Clustering Algorithms¶
Base Clustering Class¶
This module builds a a base class for clustering problems, such as k-means. The preprocessing (if applicable) is done at this class level.
- class clustering.Clustering(features, standardized=True)[source]¶
A class used to represent a clustering algorithm.
- Parameters
features (numpy.ndarray) – Design matrix of explanatory variables.

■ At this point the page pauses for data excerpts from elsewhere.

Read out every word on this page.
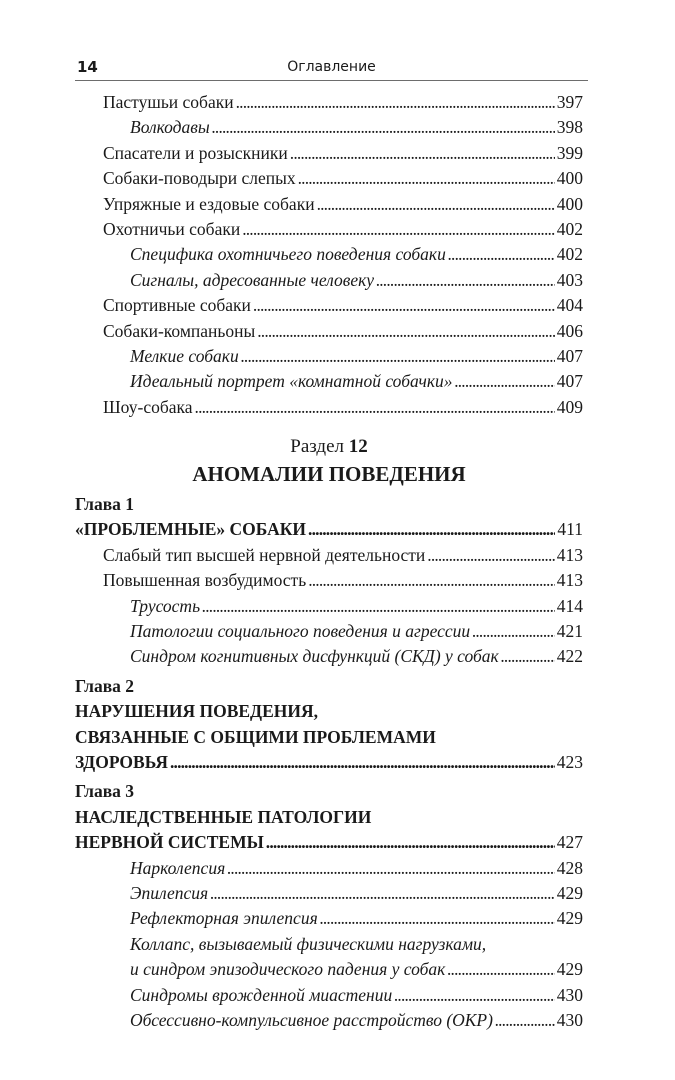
14	Оглавление
Пастушьи собаки . . .	397
Волкодавы . . .	398
Спасатели и розыскники . . .	399
Собаки-поводыри слепых . . .	400
Упряжные и ездовые собаки . . .	400
Охотничьи собаки . . .	402
Специфика охотничьего поведения собаки . . .	402
Сигналы, адресованные человеку . . .	403
Спортивные собаки . . .	404
Собаки-компаньоны . . .	406
Мелкие собаки . . .	407
Идеальный портрет «комнатной собачки» . . .	407
Шоу-собака . . .	409
Раздел 12
АНОМАЛИИ ПОВЕДЕНИЯ
Глава 1
«ПРОБЛЕМНЫЕ» СОБАКИ . . .	411
Слабый тип высшей нервной деятельности . . .	413
Повышенная возбудимость . . .	413
Трусость . . .	414
Патологии социального поведения и агрессии . . .	421
Синдром когнитивных дисфункций (СКД) у собак . . .	422
Глава 2
НАРУШЕНИЯ ПОВЕДЕНИЯ,
СВЯЗАННЫЕ С ОБЩИМИ ПРОБЛЕМАМИ
ЗДОРОВЬЯ . . .	423
Глава 3
НАСЛЕДСТВЕННЫЕ ПАТОЛОГИИ
НЕРВНОЙ СИСТЕМЫ . . .	427
Нарколепсия . . .	428
Эпилепсия . . .	429
Рефлекторная эпилепсия . . .	429
Коллапс, вызываемый физическими нагрузками,
и синдром эпизодического падения у собак . . .	429
Синдромы врожденной миастении . . .	430
Обсессивно-компульсивное расстройство (ОКР) . . .	430
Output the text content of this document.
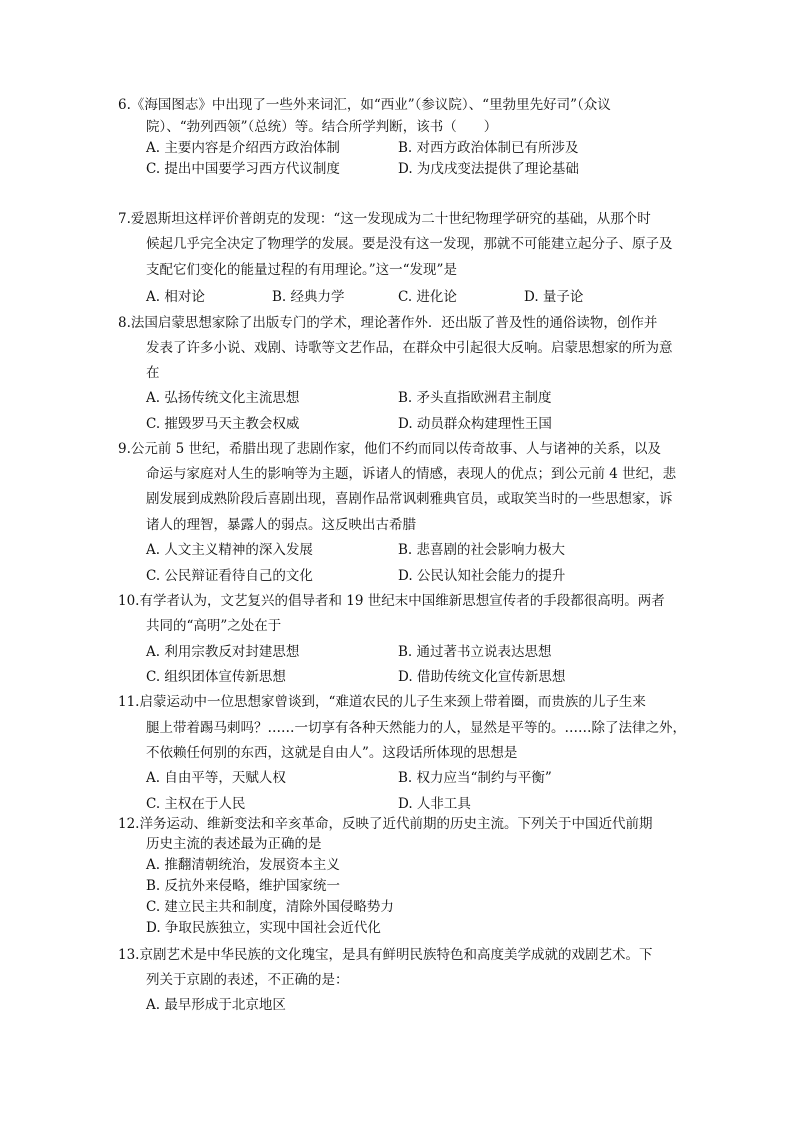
6.《海国图志》中出现了一些外来词汇，如“西业”（参议院）、“里勃里先好司”（众议
院）、“勃列西领”（总统）等。结合所学判断，该书（　　）
A. 主要内容是介绍西方政治体制	B. 对西方政治体制已有所涉及
C. 提出中国要学习西方代议制度	D. 为戊戌变法提供了理论基础
7.爱恩斯坦这样评价普朗克的发现：“这一发现成为二十世纪物理学研究的基础，从那个时
候起几乎完全决定了物理学的发展。要是没有这一发现，那就不可能建立起分子、原子及
支配它们变化的能量过程的有用理论。”这一“发现”是
A. 相对论	B. 经典力学	C. 进化论	D. 量子论
8.法国启蒙思想家除了出版专门的学术，理论著作外．还出版了普及性的通俗读物，创作并
发表了许多小说、戏剧、诗歌等文艺作品，在群众中引起很大反响。启蒙思想家的所为意
在
A. 弘扬传统文化主流思想	B. 矛头直指欧洲君主制度
C. 摧毁罗马天主教会权威	D. 动员群众构建理性王国
9.公元前 5 世纪，希腊出现了悲剧作家，他们不约而同以传奇故事、人与诸神的关系，以及
命运与家庭对人生的影响等为主题，诉诸人的情感，表现人的优点；到公元前 4 世纪，悲
剧发展到成熟阶段后喜剧出现，喜剧作品常讽刺雅典官员，或取笑当时的一些思想家，诉
诸人的理智，暴露人的弱点。这反映出古希腊
A. 人文主义精神的深入发展	B. 悲喜剧的社会影响力极大
C. 公民辩证看待自己的文化	D. 公民认知社会能力的提升
10.有学者认为，文艺复兴的倡导者和 19 世纪末中国维新思想宣传者的手段都很高明。两者
共同的“高明”之处在于
A. 利用宗教反对封建思想	B. 通过著书立说表达思想
C. 组织团体宣传新思想	D. 借助传统文化宣传新思想
11.启蒙运动中一位思想家曾谈到，“难道农民的儿子生来颈上带着圈，而贵族的儿子生来
腿上带着踢马刺吗？……一切享有各种天然能力的人，显然是平等的。……除了法律之外，
不依赖任何别的东西，这就是自由人”。这段话所体现的思想是
A. 自由平等，天赋人权	B. 权力应当“制约与平衡”
C. 主权在于人民	D. 人非工具
12.洋务运动、维新变法和辛亥革命，反映了近代前期的历史主流。下列关于中国近代前期
历史主流的表述最为正确的是
A. 推翻清朝统治，发展资本主义
B. 反抗外来侵略，维护国家统一
C. 建立民主共和制度，清除外国侵略势力
D. 争取民族独立，实现中国社会近代化
13.京剧艺术是中华民族的文化瑰宝，是具有鲜明民族特色和高度美学成就的戏剧艺术。下
列关于京剧的表述，不正确的是：
A. 最早形成于北京地区
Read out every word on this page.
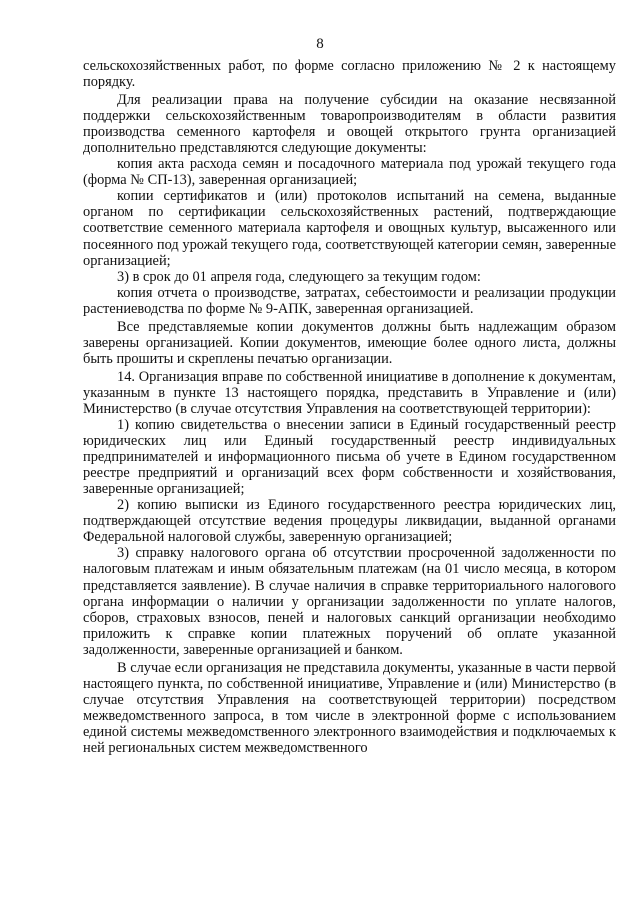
8

сельскохозяйственных работ, по форме согласно приложению № 2 к настоящему порядку.

Для реализации права на получение субсидии на оказание несвязанной поддержки сельскохозяйственным товаропроизводителям в области развития производства семенного картофеля и овощей открытого грунта организацией дополнительно представляются следующие документы:

копия акта расхода семян и посадочного материала под урожай текущего года (форма № СП-13), заверенная организацией;

копии сертификатов и (или) протоколов испытаний на семена, выданные органом по сертификации сельскохозяйственных растений, подтверждающие соответствие семенного материала картофеля и овощных культур, высаженного или посеянного под урожай текущего года, соответствующей категории семян, заверенные организацией;

3) в срок до 01 апреля года, следующего за текущим годом:

копия отчета о производстве, затратах, себестоимости и реализации продукции растениеводства по форме № 9-АПК, заверенная организацией.

Все представляемые копии документов должны быть надлежащим образом заверены организацией. Копии документов, имеющие более одного листа, должны быть прошиты и скреплены печатью организации.

14. Организация вправе по собственной инициативе в дополнение к документам, указанным в пункте 13 настоящего порядка, представить в Управление и (или) Министерство (в случае отсутствия Управления на соответствующей территории):

1) копию свидетельства о внесении записи в Единый государственный реестр юридических лиц или Единый государственный реестр индивидуальных предпринимателей и информационного письма об учете в Едином государственном реестре предприятий и организаций всех форм собственности и хозяйствования, заверенные организацией;

2) копию выписки из Единого государственного реестра юридических лиц, подтверждающей отсутствие ведения процедуры ликвидации, выданной органами Федеральной налоговой службы, заверенную организацией;

3) справку налогового органа об отсутствии просроченной задолженности по налоговым платежам и иным обязательным платежам (на 01 число месяца, в котором представляется заявление). В случае наличия в справке территориального налогового органа информации о наличии у организации задолженности по уплате налогов, сборов, страховых взносов, пеней и налоговых санкций организации необходимо приложить к справке копии платежных поручений об оплате указанной задолженности, заверенные организацией и банком.

В случае если организация не представила документы, указанные в части первой настоящего пункта, по собственной инициативе, Управление и (или) Министерство (в случае отсутствия Управления на соответствующей территории) посредством межведомственного запроса, в том числе в электронной форме с использованием единой системы межведомственного электронного взаимодействия и подключаемых к ней региональных систем межведомственного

standardized (bool) – Whether to center/scale the data. True by default.
- sample_size¶
The sample size of all given data (train and test).
- Type
int
- dimension¶
The number of dimensions of the data, or columns of design matrix. Does not include output.
- Type
int
k-Means Clustering Algorithm¶
- class kmean.KCluster(features, standardized=True, k=3, threshold=0.01)[source]¶
A class to represent a k-means clustering model.
- k¶
How many clusters to use in the algorithm
- Type
int
- final_clusters_idx¶
Store which cluster each observation belongs to
- Type
numpy.ndarray
- final_centers¶
A self.k by self.dimension matrix storing the positions of the cluster centers
- Type
numpy.ndarray
- number_iterations¶
How many steps the algorithm took to converge
- Type
int
- threshold¶
How small the error needs to be to end the convergence
- Type
float
- feature_means¶
Store the predicted position each observation is centered around.
- Type
numpy.ndarray
- static compute_distance_matrix(features, centers)[source]¶
Compute distances of each of n row vectors in a matrix to each of k vectors representing ‘centers.’
- Parameters
features (numpy.ndarray) – n by d array, where d is the dimension of dataset, n is the sample size
centers (numpy.ndarray) – k by d array, where k is the number of clusters and d is the dimension
- Returns
distance_matrix – An n by k array. The (i,j) entry is the distance from the i-th row of X to the jth row of centers. We use the l_2 Euclidean norm for d dimensions.
- Return type
numpy.ndarray
Notes
An efficient numpy procedure (using its broadcasting functionality) to compute all pairwise differences between two collections of data points is given in 4. We use this, as an alternative to using a manual nested ‘for-loop’ procedure.
References
- static update_clusters(features, centers)[source]¶
Given a current set of k centers, compute which cluster each row vector of the data matrix is closest to.
- Parameters
features (numpy.ndarray) – n by d array, where d is the dimension of dataset, n is the sample size
centers (numpy.ndarray) – k by d array, where k is the number of centers
- Returns
closest_center_idx – A vector of length n whose i-th entry is the integer p minimizing distance of ith row of features to the pth cluster point. We use the d-dimensional l_2 Euclidean norm.
- Return type
numpy.ndarray
- static update_means(features, closest_center_idx, k)[source]¶
Compute the updated means given a set of new clustering centers.
- Parameters
features (numpy.ndarray) – n by d array, where d is the dimension of dataset, n is the sample size
closest_center_idx (numpy.ndarray) – n by 1 array
k (int) – The number of centers.
- Returns
cluster_means – A k by d array. The i-th row is the d-dimensional element-wise mean of all row vectors of X in cluster i.
- Return type
numpy.ndarray